Savoir compter n’est pas
seulement utile pour gérer son budget ou réussir à l’école, c’est une chance
pour mieux décrypter le monde. Les maths et les sciences doivent-elles servir à
sélectionner ou à rendre intelligible ce monde toujours plus complexe ?
Loin de vouloir prescrire des recettes, une
nouvelle maïeutique allant jusqu’à questionner les fondements de l’éducation
pourrait-elle non seulement permettre à plus de jeunes de créer et d’accéder
aux connaissances mais aussi permettre de mener une réflexion collective où
jeunes et adultes pourraient ensemble imaginer de nouvelles visions de
l’éducation ? (…)
Quels pourraient être les facteurs d’espoir ?
Le meilleur signe d’espoir me
semble être la généralisation de la
prise de conscience qu’il faut que les choses évoluent. Quand on voit les
résultats des divers rapports récents sur le malaise des enseignants, les
baisses des candidats aux concours et sur leur faible salaire par rapport aux
autres pays européens, on se dit qu’il était temps de regarder en face ces
réalités et de mettre en œuvre des mesures pertinentes, non seulement du point
de vue salarial mais aussi du point de vue de la formation et l’organisation.

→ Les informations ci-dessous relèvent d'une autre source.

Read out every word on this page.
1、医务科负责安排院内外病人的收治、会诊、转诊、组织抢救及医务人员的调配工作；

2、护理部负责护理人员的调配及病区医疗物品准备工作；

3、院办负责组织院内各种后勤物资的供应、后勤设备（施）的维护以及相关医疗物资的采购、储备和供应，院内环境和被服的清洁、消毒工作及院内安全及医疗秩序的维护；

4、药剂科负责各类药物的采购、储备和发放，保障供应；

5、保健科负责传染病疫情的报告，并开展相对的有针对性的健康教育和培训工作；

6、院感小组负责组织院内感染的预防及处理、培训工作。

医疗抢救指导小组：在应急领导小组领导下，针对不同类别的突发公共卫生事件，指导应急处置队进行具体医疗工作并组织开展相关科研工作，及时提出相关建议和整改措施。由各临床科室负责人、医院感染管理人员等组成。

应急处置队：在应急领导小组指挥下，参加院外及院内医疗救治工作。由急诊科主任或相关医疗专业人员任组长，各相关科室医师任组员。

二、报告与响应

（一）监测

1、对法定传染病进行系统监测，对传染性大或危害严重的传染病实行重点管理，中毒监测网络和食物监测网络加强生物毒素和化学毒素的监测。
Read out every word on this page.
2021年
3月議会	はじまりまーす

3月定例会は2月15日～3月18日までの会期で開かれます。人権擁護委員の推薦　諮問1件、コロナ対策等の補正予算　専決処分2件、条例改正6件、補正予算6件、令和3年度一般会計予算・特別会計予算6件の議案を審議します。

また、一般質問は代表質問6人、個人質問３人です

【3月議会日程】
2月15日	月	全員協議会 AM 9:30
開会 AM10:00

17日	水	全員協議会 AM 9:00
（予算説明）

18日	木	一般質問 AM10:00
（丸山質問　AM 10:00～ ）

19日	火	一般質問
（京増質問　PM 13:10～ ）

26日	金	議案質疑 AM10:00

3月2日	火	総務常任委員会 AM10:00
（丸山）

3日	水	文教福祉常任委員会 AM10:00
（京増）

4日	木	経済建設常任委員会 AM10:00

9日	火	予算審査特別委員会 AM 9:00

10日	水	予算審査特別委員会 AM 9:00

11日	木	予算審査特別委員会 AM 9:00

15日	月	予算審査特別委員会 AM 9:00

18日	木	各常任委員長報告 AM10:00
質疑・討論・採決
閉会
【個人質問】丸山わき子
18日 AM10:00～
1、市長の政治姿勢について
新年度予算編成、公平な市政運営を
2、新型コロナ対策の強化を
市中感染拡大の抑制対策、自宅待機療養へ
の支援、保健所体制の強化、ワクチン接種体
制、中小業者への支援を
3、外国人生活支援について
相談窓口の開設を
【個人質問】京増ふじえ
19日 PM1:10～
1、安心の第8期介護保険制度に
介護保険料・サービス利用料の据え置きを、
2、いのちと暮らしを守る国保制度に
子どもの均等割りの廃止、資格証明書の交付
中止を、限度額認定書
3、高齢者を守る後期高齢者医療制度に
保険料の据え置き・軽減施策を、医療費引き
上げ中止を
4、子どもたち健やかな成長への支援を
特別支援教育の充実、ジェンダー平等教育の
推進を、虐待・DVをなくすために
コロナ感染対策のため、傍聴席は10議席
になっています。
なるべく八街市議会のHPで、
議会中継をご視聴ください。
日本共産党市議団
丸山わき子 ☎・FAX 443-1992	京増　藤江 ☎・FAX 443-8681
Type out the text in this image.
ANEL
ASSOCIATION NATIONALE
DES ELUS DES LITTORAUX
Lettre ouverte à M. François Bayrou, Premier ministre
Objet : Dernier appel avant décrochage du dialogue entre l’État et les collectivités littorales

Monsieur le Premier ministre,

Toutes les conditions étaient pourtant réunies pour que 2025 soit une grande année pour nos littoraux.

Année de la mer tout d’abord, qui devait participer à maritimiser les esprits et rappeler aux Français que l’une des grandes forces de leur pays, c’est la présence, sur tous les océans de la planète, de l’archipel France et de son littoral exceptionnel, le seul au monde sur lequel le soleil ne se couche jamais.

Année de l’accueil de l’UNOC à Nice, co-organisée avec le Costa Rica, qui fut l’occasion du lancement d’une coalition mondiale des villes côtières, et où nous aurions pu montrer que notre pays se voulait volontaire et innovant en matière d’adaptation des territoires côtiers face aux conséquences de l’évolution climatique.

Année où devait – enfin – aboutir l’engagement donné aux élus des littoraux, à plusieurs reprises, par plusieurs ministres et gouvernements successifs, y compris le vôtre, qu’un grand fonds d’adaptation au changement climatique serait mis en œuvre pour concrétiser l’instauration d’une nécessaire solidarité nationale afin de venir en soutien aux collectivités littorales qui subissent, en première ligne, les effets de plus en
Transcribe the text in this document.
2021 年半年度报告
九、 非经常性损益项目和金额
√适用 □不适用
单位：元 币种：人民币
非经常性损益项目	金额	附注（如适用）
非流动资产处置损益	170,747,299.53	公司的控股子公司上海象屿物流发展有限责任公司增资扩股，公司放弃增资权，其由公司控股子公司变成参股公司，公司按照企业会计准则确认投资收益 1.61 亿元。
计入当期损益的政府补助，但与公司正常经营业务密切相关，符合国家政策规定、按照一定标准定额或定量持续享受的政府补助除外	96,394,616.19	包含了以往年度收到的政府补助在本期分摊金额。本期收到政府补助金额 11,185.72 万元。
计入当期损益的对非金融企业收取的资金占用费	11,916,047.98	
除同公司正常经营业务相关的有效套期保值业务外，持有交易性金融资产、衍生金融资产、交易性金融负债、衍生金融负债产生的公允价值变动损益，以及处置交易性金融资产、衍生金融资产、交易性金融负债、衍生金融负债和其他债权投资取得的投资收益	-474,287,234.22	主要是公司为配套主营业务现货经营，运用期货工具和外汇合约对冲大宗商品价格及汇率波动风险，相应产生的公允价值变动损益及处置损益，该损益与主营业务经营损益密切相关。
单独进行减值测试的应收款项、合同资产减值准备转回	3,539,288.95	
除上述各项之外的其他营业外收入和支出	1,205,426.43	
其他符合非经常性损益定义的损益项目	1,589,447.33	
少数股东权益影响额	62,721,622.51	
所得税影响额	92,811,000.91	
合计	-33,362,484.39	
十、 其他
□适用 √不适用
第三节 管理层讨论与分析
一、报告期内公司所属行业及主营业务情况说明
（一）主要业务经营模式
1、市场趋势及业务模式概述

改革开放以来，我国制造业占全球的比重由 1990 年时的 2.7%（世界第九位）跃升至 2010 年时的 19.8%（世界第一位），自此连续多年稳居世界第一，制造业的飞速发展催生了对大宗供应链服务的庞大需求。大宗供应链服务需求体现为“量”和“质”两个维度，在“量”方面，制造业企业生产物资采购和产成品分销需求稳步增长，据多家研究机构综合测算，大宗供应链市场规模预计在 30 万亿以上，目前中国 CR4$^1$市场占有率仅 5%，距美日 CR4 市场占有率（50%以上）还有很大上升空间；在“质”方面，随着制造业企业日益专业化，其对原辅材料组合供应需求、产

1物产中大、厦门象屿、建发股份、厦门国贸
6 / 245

Le recrutement prévu de nombreux jeunes motivés par ces métiers et le travail
de nombreux pionniers sur le terrain peuvent permettre d’espérer des
changements car ils se produisent dans un contexte général où de nombreux
facteurs de changement se produisent simultanément.
D’abord, sans doute, la
globalisation peut jouer ici un rôle intéressant. Elle met en perspective les
systèmes éducatifs en favorisant les comparaisons et la mise en avant de
nouvelles pratiques (http://www.edutopia.org/). On doit, certes, toujours
s’interroger sur la meilleure manière de faire ces comparaisons. Elles ont cependant un grand mérite : nous faire
prendre conscience qu’un autre monde est possible, que d’autres relèvent des
défis qu’on n’a pas encore abordés ou abordés différemment. Au niveau européen,
innovation et créativité font partie désormais des priorités pour l’éducation
des nouvelles générations (Voir : http://www.creativite-innovation2009.fr/).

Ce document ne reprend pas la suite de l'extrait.